On Valborg


Gwendolyn Haevens, ursprungligen från Kanada, är doktorand på engelska institutionen vid Uppsala universitet.

As a child growing up on an island off the west coast of Canada I awoke one morning to an incredible sight. Tens of thousands of translucent pink jellyfish had congregated around the pilings of the ferry dock, resembling a rippling, gelatinous duvet. We usually spotted them in ones or twos—long slippery tendrils entwined, blobbing by; and though belly-flopping onto them was ill-advised (they did sting), they’d always appeared, for the most part, harmless. But there was something menacing about this silent, undulating mob of jellies. We wondered what had compelled them all, suddenly, to behave in this singular manner—and disperse as mysteriously the next night.
This unsettling memory remained buried in my subconscious until I celebrated my first Valborg in Uppsala. While elsewhere in Sweden on April 30th a healthy bonfire and a round of traditional songs to welcome spring (or, alternately, scare away witches and the undead) suffice, in Uppsala the methods of communal celebration are both curious and astounding.

Perhaps the holiday is simply baffling to foreigners. Traditions that involve champagne before 9 am, served alongside a steaming bowl of porridge, can seem odd to the uninitiated. But pleasant customs, however strange, are not so troubling. Nor are traditions which non-Swedes are, by default, exempt from: the donning of identical captain’s hats after the University President’s Carolina Library speech comes to mind. No, during my first Valborg it was the picnicking that caused me deep concern.
I suppose the idea of en masse picnicking had just never struck me before. When friends invited me to lunch in the Ekonomikum park, I thought it a spontaneous idea. I didn’t realize their plan was motivated by a collective brain which would bring half the student population of Uppsala out onto the same lawn — sprawled across a psychedelic patchwork of end-to-end blankets, hollering over the broadcast dance music, and alternately tossing their heads back in drink and cursing at their dysfunctional mobile phones. I’m not sure how the concepts of group picnic and sharing came to be fused together in my mind, but when I eventually found my friends it became evident that the misinterpretation was mine alone. Wow. You must like potato salad a lot, one friend observed, nodding at the warm, 1 kilo tub tucked under my arm. I imagine this must be how world wars get started.
But I think it’s the bizarre mixture of tradition and anarchy which I find most perplexing about Valborg. The holiday appears to be carnivalesque: a kind of temporary liberation from the established order. Yet everyone seems to be escaping from the official way of life in the traditional way. I’m not endorsing the heaving of still greater amounts of Norrlands Nation furniture out of Studentvägen windows in random acts of sabotage. I suppose I just find the organized nature of the chaos rather fascinating: why suddenly on Valborg, collective picnicking just makes good sense to everybody, in the same way that trash cans don’t. How hundreds of students can hurtle themselves down the Fyris in dodgy, homemade crafts of Styrofoam and duct-tape. Why bevies of undergrads, plastered since the late morning, attempt to ride bicycles. And why the term public toilet has to take on a new meaning.

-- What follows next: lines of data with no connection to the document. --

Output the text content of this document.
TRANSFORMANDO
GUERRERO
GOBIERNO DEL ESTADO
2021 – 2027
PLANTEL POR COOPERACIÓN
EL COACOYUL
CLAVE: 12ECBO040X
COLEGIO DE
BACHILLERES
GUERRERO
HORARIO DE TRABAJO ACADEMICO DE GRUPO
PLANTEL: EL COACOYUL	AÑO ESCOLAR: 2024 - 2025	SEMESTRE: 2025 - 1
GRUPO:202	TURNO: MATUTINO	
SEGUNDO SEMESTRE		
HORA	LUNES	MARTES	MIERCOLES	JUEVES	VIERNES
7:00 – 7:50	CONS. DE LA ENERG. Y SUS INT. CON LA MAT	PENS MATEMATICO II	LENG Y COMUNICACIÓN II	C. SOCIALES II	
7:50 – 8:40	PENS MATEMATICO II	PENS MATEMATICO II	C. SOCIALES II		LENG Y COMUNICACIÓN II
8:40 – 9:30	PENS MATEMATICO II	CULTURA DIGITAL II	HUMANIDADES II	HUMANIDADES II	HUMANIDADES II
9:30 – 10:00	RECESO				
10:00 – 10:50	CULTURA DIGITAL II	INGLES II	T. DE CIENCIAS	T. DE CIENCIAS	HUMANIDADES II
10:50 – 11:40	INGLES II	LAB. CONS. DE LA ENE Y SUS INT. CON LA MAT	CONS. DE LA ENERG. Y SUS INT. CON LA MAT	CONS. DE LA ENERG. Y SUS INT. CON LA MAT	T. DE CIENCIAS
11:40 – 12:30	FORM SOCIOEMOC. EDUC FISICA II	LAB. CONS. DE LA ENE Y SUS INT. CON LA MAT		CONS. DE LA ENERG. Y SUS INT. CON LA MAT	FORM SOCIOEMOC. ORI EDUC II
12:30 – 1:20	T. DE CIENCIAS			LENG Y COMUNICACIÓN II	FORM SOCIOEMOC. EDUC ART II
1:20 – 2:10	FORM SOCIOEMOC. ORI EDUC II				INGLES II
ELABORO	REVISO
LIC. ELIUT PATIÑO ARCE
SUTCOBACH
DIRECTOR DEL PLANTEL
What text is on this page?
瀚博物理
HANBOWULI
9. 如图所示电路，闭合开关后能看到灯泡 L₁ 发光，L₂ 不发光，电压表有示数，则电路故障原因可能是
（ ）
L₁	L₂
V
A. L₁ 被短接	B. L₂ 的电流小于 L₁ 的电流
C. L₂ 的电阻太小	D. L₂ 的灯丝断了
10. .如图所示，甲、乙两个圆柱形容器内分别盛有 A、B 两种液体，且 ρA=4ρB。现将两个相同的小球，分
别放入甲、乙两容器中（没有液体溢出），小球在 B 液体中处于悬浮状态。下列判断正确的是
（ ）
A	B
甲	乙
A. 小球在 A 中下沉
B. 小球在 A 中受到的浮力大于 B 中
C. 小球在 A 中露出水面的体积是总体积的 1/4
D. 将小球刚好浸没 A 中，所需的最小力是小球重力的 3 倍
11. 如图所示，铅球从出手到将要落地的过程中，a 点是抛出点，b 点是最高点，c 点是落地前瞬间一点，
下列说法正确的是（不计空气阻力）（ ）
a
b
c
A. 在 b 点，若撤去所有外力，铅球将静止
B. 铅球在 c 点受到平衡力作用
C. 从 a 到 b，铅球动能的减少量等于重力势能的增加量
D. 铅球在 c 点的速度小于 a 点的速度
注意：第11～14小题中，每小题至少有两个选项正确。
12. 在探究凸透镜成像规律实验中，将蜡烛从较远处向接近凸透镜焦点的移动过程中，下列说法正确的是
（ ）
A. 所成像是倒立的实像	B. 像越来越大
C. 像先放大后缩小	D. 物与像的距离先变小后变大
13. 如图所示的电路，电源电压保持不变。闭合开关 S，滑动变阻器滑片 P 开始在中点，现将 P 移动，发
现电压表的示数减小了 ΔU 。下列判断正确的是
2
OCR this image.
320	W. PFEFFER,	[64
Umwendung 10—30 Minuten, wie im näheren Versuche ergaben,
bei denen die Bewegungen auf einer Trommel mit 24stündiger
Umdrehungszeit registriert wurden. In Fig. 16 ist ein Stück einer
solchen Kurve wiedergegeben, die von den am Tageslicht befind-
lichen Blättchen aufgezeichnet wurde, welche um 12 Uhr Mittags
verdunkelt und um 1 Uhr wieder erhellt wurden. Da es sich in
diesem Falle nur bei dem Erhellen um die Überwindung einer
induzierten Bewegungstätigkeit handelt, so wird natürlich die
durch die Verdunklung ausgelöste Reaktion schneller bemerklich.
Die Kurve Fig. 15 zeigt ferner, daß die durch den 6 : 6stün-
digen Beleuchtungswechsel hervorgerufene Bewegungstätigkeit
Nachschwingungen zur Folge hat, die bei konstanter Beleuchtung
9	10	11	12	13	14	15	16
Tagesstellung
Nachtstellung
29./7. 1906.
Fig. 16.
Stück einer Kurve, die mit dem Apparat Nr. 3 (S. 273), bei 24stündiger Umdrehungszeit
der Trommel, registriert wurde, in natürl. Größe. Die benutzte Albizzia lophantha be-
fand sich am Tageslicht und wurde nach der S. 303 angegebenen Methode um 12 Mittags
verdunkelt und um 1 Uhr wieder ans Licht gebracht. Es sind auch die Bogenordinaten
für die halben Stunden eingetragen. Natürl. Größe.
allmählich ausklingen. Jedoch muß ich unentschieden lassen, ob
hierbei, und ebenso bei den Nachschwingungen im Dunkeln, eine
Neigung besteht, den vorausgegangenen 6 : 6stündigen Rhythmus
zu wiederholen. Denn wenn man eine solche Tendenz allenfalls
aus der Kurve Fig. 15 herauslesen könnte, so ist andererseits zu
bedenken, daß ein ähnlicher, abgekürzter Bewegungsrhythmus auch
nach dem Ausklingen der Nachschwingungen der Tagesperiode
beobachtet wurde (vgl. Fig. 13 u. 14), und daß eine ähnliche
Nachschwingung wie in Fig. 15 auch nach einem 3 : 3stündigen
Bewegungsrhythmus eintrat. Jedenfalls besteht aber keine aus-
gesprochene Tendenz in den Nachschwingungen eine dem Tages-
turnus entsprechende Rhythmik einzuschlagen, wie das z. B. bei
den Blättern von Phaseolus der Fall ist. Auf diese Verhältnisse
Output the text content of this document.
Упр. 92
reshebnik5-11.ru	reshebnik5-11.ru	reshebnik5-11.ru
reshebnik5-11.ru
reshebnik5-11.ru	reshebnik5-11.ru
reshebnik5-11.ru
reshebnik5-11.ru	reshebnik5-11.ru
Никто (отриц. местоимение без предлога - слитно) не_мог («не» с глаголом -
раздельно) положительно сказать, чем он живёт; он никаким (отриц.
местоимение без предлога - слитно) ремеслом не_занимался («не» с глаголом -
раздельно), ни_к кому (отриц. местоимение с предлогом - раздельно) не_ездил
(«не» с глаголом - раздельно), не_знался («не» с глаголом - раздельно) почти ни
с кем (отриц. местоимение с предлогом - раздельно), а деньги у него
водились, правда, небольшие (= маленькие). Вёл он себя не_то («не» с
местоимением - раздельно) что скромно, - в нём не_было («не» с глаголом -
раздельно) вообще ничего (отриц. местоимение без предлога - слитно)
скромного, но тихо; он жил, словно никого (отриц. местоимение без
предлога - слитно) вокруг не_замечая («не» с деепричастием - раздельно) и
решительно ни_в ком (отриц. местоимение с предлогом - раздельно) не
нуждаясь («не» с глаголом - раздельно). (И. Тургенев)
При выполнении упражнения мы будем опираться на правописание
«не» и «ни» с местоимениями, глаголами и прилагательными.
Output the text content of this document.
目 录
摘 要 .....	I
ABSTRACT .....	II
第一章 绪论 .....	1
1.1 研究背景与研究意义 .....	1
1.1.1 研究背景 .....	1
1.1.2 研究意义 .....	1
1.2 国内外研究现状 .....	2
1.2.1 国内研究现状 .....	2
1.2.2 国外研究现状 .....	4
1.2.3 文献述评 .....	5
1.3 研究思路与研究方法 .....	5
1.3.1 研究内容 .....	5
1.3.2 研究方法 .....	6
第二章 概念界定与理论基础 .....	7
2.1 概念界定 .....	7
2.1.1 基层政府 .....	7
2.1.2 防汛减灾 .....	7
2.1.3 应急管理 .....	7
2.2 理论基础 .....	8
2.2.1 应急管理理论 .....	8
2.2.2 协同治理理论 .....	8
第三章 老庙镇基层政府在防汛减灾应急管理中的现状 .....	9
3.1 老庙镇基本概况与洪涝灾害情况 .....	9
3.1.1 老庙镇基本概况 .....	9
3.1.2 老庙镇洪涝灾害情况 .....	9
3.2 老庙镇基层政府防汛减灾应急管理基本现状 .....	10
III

Prone to conspiracy theories, I believe there is some Valborg instruction book which failed to reach the inside of my mailbox. And perhaps not only mine, but other non-Swedes’ boxes as well. Like the poor Frenchmen who nabbed the Trygg-Hansa life-saver from the river’s edge two years ago. My partner, a part-time security guard on special-assignment in the city park, saw the whole thing from his post guarding the White Crown tulip bed (it was Linné year, after all). It seems the Frenchmen too were unclear about the rules of disorder: their juvenile prank turned into a potential COPS episode as four police and security cars surrounded them.
However, most mysterious of all is how abruptly it ends. On May 1st the collective brain suffers from a collective grand mal hangover of such a magnitude that the county gnomes have enough time to power-vacuum the broken glass up off the sidewalks and excavate the city’s green spaces out of the dump-heaps left behind in peace. This all seems a tad convenient.
But, then, perhaps like tubed caviar and bicycling through deep snow, the Valborg celebrations are just another aspect of Swedish culture inherently enigmatic to foreigners.